Woodside doesn’t have the perfumed roots of an Atherton or a Hillsborough. It began life as a rough-and-tumble logging town. By 1855 it had eight sawmills and one shingle mill. Whiskey Hill Road got its name from the abundance of saloons that once called it home. It wasn’t until the 1880s that wealthy San Franciscans caught wind of Woodside and began building their weekend estates there. Once they came, they stayed.

Today, Woodside enjoys a reputation as one of the most affluent communities in the United States. It’s held onto its rural roots, though; Woodside attracts tycoons who enjoy the land and the outdoors. On weekends, its streets fill up with road cyclists and equestrians, so many that it’s normal to see bicycles and horses tied up outside Roberts Market, Woodside’s unofficial town meeting place. There are three equestrian organizations in Woodside, including the Woodside-area Horse Owners Association; that’s right: WHOA.

Unlike Atherton and Hillsborough, Woodside does allow businesses within its city limits. It doesn’t have a traditional compact downtown, though. Instead, businesses – and locals – congregate along Woodside Road, between Whiskey Hill and Canada Road. That’s where you’ll find Roberts Market, some shops and a few restaurants, notably Buck’s, an eatery whose down home atmosphere belies the legendary number of million- and billion-dollar tech deals said to have gone down there. According to restaurant owner Jamis MacNiven, only one Silicon Valley bigwig never ate at Buck’s: Woodside resident Steve Jobs, who’d many years before hired MacNiven as a contractor and been unsatisfied with the results.

Other famous Woodside residents, past and present, include Michelle Pfeiffer, Charles Schwab, John Baez, Carl Degrassi, Intel Corporation founder Gordon Moore, former U.S. Representative Pete McCloskey and Larry Ellison, whose nine-year efforts to build a $200 million, Japanese-inspired Woodside home is something of a local legend.

A few hundred feet from Buck’s is Woodside Town Hall, along with a pair of relics from the town’s early days, Independence Hall and the Pioneer Saloon, the latter being last remaining nightspot on Whiskey Hill Road.
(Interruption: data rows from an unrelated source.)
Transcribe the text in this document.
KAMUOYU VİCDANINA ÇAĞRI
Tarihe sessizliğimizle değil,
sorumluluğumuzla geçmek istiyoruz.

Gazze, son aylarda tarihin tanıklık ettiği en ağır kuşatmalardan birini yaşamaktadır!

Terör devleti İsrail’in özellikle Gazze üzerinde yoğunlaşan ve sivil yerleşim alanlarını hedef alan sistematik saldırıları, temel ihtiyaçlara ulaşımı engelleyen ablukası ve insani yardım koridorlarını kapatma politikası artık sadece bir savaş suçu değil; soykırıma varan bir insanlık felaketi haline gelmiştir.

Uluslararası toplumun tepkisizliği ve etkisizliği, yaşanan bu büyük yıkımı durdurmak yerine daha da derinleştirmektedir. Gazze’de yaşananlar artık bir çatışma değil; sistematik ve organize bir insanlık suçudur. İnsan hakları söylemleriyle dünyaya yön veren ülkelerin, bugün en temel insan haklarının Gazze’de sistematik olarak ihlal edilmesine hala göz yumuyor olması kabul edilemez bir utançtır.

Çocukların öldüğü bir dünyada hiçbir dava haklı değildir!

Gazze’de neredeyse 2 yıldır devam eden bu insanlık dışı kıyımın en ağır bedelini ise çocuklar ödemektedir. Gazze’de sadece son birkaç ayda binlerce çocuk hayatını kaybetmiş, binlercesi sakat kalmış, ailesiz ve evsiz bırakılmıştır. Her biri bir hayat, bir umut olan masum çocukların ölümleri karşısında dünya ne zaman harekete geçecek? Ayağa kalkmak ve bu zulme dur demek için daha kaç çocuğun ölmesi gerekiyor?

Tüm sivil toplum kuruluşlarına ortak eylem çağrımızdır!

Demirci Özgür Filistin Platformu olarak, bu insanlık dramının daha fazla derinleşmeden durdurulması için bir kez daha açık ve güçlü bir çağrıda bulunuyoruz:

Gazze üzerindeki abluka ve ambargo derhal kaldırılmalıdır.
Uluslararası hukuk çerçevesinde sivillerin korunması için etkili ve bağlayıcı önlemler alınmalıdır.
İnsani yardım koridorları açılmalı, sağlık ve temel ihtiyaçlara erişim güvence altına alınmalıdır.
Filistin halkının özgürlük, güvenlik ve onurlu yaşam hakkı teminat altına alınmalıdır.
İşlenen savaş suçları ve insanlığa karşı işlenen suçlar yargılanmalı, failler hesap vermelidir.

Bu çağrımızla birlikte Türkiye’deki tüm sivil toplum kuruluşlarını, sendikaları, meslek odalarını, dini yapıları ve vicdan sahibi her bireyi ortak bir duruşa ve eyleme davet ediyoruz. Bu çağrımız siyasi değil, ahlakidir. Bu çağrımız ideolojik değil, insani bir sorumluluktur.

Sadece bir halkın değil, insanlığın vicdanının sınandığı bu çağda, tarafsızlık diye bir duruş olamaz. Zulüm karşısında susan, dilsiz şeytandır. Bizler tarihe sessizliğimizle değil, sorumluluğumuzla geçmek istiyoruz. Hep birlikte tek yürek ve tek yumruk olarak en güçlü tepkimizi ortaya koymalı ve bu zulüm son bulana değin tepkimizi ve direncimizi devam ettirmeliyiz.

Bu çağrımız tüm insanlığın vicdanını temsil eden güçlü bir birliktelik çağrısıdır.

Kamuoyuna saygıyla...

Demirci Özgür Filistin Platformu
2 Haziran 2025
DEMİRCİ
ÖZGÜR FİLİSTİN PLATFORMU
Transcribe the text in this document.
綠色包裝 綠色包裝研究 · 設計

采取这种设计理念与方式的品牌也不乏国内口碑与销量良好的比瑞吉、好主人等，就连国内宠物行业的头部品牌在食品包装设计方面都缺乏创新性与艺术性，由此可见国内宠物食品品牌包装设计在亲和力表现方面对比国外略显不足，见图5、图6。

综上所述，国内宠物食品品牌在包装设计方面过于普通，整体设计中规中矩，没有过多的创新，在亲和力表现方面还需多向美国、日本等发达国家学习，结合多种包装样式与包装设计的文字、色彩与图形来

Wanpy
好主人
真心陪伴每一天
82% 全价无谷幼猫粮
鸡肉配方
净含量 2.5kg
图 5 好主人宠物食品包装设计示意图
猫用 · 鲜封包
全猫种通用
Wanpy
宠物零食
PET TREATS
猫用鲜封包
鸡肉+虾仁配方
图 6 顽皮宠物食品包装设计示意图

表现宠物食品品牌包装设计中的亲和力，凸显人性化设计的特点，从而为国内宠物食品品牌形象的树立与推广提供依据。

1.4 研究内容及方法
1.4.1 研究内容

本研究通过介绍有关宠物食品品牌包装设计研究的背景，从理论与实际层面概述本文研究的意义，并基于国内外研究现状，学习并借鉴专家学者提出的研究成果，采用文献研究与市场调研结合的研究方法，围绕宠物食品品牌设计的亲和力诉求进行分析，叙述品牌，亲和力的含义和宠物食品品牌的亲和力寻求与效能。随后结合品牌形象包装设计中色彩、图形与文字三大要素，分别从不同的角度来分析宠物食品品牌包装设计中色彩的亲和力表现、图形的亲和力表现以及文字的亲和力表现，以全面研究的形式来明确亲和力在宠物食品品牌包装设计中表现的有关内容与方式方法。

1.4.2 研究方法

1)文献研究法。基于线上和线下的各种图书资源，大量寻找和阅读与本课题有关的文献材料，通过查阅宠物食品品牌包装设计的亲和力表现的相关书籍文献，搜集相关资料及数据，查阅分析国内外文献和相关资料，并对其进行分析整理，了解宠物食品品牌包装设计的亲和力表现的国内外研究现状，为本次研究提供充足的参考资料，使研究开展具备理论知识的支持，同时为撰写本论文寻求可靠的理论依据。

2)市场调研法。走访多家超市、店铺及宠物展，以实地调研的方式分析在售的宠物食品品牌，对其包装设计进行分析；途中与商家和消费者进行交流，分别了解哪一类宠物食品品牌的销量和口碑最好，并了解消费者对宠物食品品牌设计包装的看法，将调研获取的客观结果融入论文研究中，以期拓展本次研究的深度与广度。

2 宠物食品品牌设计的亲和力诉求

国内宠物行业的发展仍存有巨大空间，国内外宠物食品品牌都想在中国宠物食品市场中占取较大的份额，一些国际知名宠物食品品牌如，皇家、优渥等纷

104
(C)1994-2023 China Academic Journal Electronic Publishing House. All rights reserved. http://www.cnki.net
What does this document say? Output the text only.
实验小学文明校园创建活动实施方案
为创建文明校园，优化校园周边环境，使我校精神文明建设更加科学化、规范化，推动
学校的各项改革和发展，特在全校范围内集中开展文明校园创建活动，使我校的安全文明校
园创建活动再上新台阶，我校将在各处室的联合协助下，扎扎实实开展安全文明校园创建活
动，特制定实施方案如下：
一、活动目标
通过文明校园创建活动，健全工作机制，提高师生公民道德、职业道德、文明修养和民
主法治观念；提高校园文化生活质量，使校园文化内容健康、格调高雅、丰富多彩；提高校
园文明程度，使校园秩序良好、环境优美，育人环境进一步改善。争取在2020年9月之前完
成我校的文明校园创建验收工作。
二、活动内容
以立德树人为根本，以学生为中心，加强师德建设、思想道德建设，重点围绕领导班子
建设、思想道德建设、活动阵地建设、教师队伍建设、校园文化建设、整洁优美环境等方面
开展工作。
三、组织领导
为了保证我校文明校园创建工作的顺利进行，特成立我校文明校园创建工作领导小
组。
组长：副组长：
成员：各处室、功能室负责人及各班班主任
Further down the road is the Woodside Store, a preserved relic from the town’s early days. Nearby Filoli Mansion, a holdover from the days of the great country estates, is now a museum and arts center.

Woodside is a town of barely 5,000 occupants, but its city limits stretch all the way into the Santa Cruz Mountains. You can live in Woodside and be conveniently close to Highway 280 or you can live in Woodside and be surrounded by Redwoods, far from your nearest neighbor. The town includes two of San Mateo County’s largest public parks, Huddart Park and Wunderlich County Park, enormous open spaces with miles of hiking trails and fields.

What sets this town apart from other affluent areas, though, is its sense of community. Woodside locals don’t hide in their homes; they ride horses and bicycles, attend the annual Kings Mountain Art Fair, join WHOA and linger over breakfast at Buck’s. They come out in droves for the annual Woodside School Auction, enjoying a dazzling evening out and raising breathtaking sums for Woodside’s only public school.

Woodside has seemingly done the impossible, earning a slot on Forbes’ and Businessweek’s “Wealthiest American Towns” list while hanging onto its rustic, relaxed roots. Among affluent Bay Area communities, it stands alone.